For the fourth quarter, however, Goodyear posted sales of $4.93 billion yet a net loss of $51 million. The company said the net income figure includes a $78 million after-tax loss on asset sales.
North American Tire (NAT)—Goodyear's largest business unit and the focus of the firm's turnaround—reported a jump of 125.7 percent in 2005 net income to $167 million from $74 million in 2004. Sales grew 6.1 percent to $9.09 billion. But tire units decreased 0.6 percent to 101.9 million units.
In the fourth quarter, NAT posted a 48.3-percent gain in net income to $43 million from $29 million. Sales rose 3.8 percent to $2.29 billion, but tire units again fell 3.1 percent to 24.7 million units. Goodyear said the sales rose on better pricing and product mix, but volume was down as part of its selective strategy in the lower-value segment of the replacement market.
Total segment operating income rose 23 percent to nearly $1.2 billion. For the fourth quarter, total segment operating income fell to $226 million from $237.5 in the prior year's period. Goodyear had warned it experienced 13-percent higher raw material prices in the quarter, but they were offset by improvements in price and mix. The firm said last fall's hurricanes impacted the quarter by $15 million.
Goodyear said raw material costs increased 11 percent—or about $550 million—for the full year. But those increases were offset by a price/mix improvement of about $635 million.

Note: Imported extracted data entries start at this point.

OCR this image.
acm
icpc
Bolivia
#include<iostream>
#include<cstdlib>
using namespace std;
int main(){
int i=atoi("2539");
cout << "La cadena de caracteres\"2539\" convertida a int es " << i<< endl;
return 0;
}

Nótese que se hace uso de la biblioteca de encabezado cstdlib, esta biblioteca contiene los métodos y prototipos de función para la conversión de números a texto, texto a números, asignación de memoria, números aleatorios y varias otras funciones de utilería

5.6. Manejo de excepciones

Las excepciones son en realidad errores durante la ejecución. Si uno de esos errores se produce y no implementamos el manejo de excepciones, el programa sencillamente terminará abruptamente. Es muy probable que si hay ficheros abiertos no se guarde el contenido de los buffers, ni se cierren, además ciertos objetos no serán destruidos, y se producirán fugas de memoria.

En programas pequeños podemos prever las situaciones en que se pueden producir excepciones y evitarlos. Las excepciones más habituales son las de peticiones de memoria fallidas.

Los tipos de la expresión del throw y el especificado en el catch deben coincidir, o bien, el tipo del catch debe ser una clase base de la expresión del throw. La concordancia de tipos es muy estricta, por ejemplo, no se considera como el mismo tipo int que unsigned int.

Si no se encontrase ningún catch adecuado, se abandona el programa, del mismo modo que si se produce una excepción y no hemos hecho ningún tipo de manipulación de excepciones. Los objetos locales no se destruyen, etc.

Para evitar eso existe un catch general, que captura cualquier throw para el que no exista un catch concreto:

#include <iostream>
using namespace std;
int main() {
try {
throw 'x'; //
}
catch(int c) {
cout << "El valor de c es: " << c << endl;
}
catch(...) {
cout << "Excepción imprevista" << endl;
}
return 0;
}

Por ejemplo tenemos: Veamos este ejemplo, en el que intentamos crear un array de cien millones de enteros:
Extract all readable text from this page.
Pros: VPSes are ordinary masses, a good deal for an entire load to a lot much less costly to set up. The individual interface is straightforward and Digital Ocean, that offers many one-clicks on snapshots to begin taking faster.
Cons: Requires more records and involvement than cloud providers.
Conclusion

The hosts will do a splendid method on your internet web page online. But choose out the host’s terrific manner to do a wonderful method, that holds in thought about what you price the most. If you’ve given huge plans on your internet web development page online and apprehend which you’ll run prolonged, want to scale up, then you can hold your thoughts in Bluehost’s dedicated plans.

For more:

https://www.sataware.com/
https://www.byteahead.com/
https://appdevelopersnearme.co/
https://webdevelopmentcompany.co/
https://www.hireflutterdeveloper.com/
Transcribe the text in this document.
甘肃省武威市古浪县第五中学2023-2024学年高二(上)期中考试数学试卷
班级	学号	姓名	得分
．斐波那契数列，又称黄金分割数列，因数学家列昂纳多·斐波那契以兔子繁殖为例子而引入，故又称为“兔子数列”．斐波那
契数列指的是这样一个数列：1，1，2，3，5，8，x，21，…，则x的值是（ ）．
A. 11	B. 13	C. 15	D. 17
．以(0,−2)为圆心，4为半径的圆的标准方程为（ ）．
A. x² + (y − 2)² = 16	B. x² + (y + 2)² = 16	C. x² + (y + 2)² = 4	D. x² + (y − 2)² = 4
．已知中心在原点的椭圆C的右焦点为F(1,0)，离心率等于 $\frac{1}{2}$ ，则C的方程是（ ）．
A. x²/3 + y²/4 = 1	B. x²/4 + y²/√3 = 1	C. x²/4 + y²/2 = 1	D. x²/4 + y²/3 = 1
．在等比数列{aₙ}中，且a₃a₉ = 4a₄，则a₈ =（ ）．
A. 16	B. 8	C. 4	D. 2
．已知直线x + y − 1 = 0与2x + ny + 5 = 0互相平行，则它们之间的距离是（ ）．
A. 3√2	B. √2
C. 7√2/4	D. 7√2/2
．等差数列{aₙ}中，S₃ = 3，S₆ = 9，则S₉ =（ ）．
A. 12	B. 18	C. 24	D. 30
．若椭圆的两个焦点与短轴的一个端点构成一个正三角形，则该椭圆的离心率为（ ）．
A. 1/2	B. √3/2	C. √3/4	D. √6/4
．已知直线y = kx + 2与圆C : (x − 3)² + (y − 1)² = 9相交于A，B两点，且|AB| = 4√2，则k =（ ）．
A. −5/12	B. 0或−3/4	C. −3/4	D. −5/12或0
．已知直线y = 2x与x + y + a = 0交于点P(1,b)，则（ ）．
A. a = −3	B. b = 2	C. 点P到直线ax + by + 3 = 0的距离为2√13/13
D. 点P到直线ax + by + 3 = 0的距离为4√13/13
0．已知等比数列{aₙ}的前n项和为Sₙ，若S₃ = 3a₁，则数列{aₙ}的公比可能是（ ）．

Goodyear also said it reduced its total debt by $257 million in 2005 and contributed more than $500 million to its pension plans.
“Our company completed another very good year, and I am extremely proud of the progress we made in 2005,” Chairman and CEO Robert Keegan said. “I am gratified by the work of our people, who demonstrated an intense, informed market focus and a commitment to innovation and building strong brands.”
The Akron-based tire maker also noted that two material weaknesses in its financial reporting have been remedied as of Dec. 31.